Just then a chap sporting a beret interrupts: “Old men are like old cars: they need servicing.”
“You’re a regular philosopher.”
“I am sorry about your loss,” says the mechanic—presumably, he has been watching, waiting—“but can you pay me?”
“Who else do you owe money to?” Tony asks.
“The toyshop, the bhutta-wallah, that swine—”
And on cue, Chambu materializes with his portmanteau. “What a tragedy this,” he sniffles, “what a giant he was!”
“You have a long life, Chambu—”169
“Verily, this has been a sign from the Almighty,” he continues as if he has not heard me. “It is time we make decisions, Abdullah Seth, life and death decisions—”
“I have made my decision, friend. You will be very pleased to hear that you have a new boss, a businessman of great stature. You might have heard of him: Langra of Lyari.” The disclosure renders Chambu speechless again.
“Good day, sir,” I mutter, “and good riddance.” I am, as Tony would say, on a roll.
As the canapés dwindle, the crowd starts to thin. Th
e Soorkhas, however, do not seem to be in a hurry. They continue debating the Right Way170 and the legacy of Comrade Bakaullah, claiming, for instance, that had my brother not left the Left, he would have led them to “victory after victory”—a tenuous assertion at best: the Left was long co-opted by that demagogue so there was nothing left of the Left by the time it had to contend with the dictator.
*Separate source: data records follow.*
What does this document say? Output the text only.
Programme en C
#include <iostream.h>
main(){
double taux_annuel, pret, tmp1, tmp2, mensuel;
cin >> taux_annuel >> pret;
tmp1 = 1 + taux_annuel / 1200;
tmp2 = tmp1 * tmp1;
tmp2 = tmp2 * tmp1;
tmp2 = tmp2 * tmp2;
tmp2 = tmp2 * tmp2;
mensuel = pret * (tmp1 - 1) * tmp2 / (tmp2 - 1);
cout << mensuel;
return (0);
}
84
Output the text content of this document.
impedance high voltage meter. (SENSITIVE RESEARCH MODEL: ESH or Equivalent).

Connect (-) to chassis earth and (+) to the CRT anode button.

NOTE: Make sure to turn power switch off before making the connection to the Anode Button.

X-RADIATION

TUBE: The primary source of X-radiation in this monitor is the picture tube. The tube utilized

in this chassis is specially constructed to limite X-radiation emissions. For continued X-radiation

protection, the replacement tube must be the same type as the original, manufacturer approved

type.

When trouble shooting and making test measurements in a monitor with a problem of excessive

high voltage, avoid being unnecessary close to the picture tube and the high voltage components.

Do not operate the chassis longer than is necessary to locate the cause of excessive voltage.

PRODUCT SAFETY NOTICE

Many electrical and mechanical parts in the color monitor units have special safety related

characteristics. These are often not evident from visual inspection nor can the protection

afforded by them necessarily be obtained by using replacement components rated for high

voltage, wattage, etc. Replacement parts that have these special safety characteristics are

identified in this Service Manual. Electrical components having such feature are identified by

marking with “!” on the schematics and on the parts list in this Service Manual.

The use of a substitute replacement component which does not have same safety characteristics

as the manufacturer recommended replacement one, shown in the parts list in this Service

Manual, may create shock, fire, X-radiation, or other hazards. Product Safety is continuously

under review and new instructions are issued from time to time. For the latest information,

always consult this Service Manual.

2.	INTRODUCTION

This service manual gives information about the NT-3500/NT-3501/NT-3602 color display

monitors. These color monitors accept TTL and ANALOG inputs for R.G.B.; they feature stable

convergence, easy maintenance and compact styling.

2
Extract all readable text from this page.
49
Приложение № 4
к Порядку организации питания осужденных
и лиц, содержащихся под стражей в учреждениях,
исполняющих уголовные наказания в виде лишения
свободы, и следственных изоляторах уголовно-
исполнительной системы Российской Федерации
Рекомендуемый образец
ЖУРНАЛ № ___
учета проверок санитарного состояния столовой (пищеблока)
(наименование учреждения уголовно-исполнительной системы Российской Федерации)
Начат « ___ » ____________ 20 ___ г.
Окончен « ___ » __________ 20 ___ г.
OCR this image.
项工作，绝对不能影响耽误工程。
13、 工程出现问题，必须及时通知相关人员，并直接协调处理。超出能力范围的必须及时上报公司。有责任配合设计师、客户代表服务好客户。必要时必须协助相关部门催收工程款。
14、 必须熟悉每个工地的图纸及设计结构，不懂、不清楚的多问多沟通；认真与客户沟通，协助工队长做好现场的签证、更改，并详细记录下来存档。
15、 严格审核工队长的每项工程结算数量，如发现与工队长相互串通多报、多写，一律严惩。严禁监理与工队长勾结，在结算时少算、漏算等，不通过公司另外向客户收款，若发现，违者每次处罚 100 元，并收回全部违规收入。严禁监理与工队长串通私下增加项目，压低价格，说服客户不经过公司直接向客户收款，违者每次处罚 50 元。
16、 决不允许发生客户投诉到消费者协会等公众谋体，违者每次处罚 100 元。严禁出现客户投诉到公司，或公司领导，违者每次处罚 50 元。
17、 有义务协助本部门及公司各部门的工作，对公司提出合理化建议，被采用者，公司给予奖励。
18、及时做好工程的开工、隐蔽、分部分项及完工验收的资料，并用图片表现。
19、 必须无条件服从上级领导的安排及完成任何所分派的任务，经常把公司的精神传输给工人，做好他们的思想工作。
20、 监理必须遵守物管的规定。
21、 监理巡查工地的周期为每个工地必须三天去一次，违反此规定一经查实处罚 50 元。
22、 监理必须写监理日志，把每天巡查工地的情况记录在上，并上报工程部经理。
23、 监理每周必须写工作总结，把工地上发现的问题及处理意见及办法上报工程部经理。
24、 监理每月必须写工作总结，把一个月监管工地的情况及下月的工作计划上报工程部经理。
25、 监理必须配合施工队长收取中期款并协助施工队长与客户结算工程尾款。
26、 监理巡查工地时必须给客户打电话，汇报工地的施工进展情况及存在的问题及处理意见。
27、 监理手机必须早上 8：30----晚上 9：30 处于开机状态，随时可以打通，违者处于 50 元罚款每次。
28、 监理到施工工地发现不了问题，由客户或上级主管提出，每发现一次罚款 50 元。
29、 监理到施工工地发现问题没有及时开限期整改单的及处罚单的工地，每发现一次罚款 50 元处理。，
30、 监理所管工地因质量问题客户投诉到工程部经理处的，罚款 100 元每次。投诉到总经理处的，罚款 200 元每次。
Nevertheless I nod quietly, adhering to that age-old adage De mortuis nil nisi bonum, until a voice interrupts, inquiring, “You going to drink tea all night?”
Turning, I find Felix Pinto standing, grinning. The Goans have arrived. Titus Gomes solemnly shakes my hand followed by Bosco’s mother in a teal blue blouse and skirt. “I’m very sorry, Mister Cossack,” she says, kissing me on the cheek.
I too am sorry: I know she has come to take her son. “God gives,” I mumble, “God takes away.”
“I’m so grateful for what you have done for us, for Bosco. I don’t know how we can ever repay you—”
“You can start by telling me your name.”
“Oh, I’m sorry,” she says, extending her hand. “I’m Aline, Aline Braganza.”
“Then, Aline, you must invite me for dinner once a week, every week.”
“You must drop by!” Pot luck at the Braganzas! How marvelous! It would be like acquiring a new family! “But you must know we’ve received our immigration papers.”
“Of course, of course,” I mutter. “How can I be so forgetful?”
“I’m carrying my trumpet,” Felix interrupts.
I want to pin the old bastard against the wall, shake him like a rag doll, knock those dark glasses off his flat nose for the second time in his life but instead proclaim, “Then you must play.”
Repairing upstairs, Bosco, Jugnu, Tony, Devyani, Aline, Titus, the Soorkhas, and I arrange ourselves on the verandah around the Caliph of Cool, who does not waste any time: whooping “Hoo ha!” he snaps his fingers to kindle the beat for “The Saints Go Marching In.” Oh, when the fire begins to blaze, I want to be in that number …
I try to cede to the Flow, as Tony would say, but the riptide of anxiety keeps pulling me down: a few fenis into the night, I wrap an arm around Bosco’s shoulders and whisper, “You want to be a man of action? Become a doctor, son. You have excellent instincts in an emergency, a comforting bedside manner. Just don’t become a writer—we’re good for nothing!”